Closed WeiFoo closed 9 years ago
Done!
u got de and gale etc in JMOO?
Haven't used JMOO at this time, will write a wrapper to use gale if necessary. Let's see whether tuning smote works or not.
hey @WeiFoo, i don't actually get why we DONT have DE+SMOTE results yet. given @azhe825's rig it should be fast++ to check this out....
Smote once is faster, smote at least 10_10_10 with early termination is another story.
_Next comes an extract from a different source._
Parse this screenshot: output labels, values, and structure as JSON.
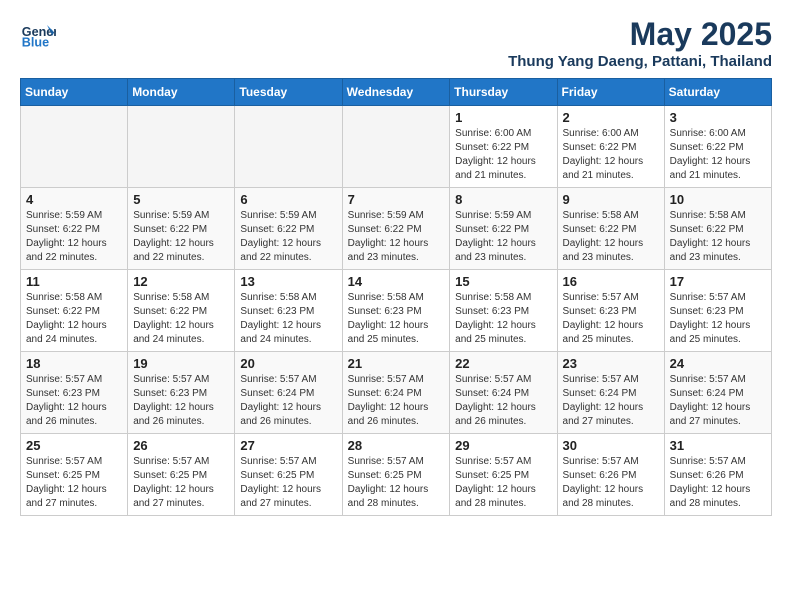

Tuning smote is most time consuming task. I simplified the experiment and now it's been running on HPC more than 16 hours, for only one small date set called anime.txt
HPC is also not that faster at all. And I run the same experiment on my lab top for 6 hours, still need 4 hours based on the logs.
By the way, I rewrite 90% codes. Takes time.
On Nov 30, 2015, at 16:19, Tim Menzies notifications@github.com wrote:
hey @WeiFoo, i don't actually get why we DONT have DE+SMOTE results yet. given @azhe825's rig it should be fast++ to check this out....
— Reply to this email directly or view it on GitHub.
By the way, I rewrite 90% codes. Takes time.
acknowledged.
fyi- if smote tuning is soooo slow and data mining tuning is soooo fast then maybe the conclusion here is tune data miners, not pre-processor
on the other hand: why is smote slow? is it the NN calculations? if you do find east1,west1 of the top level of WHERE, then used y=(a^2-x^2) to give each point a y-axis value you could quickly divide the data into a 2d grid. then you divide each dimension into 16 (so now you have 16^2 buckets) and for each bucket, just keep 5 examples of each class (selected at random). so if you want to smote something, use east1,west1 to find its bin then pick any one of the 5 in that bin.
The reason is that each evaluation in tuning smote requires generating new data, fitting learner, predicting, and F/pd/precision value calculation. I explain it here ==>https://github.com/ai-se/SMOTE/issues/9
To consider using other algorithms other than DE, like gale, a new tuning interface should be provided and designed.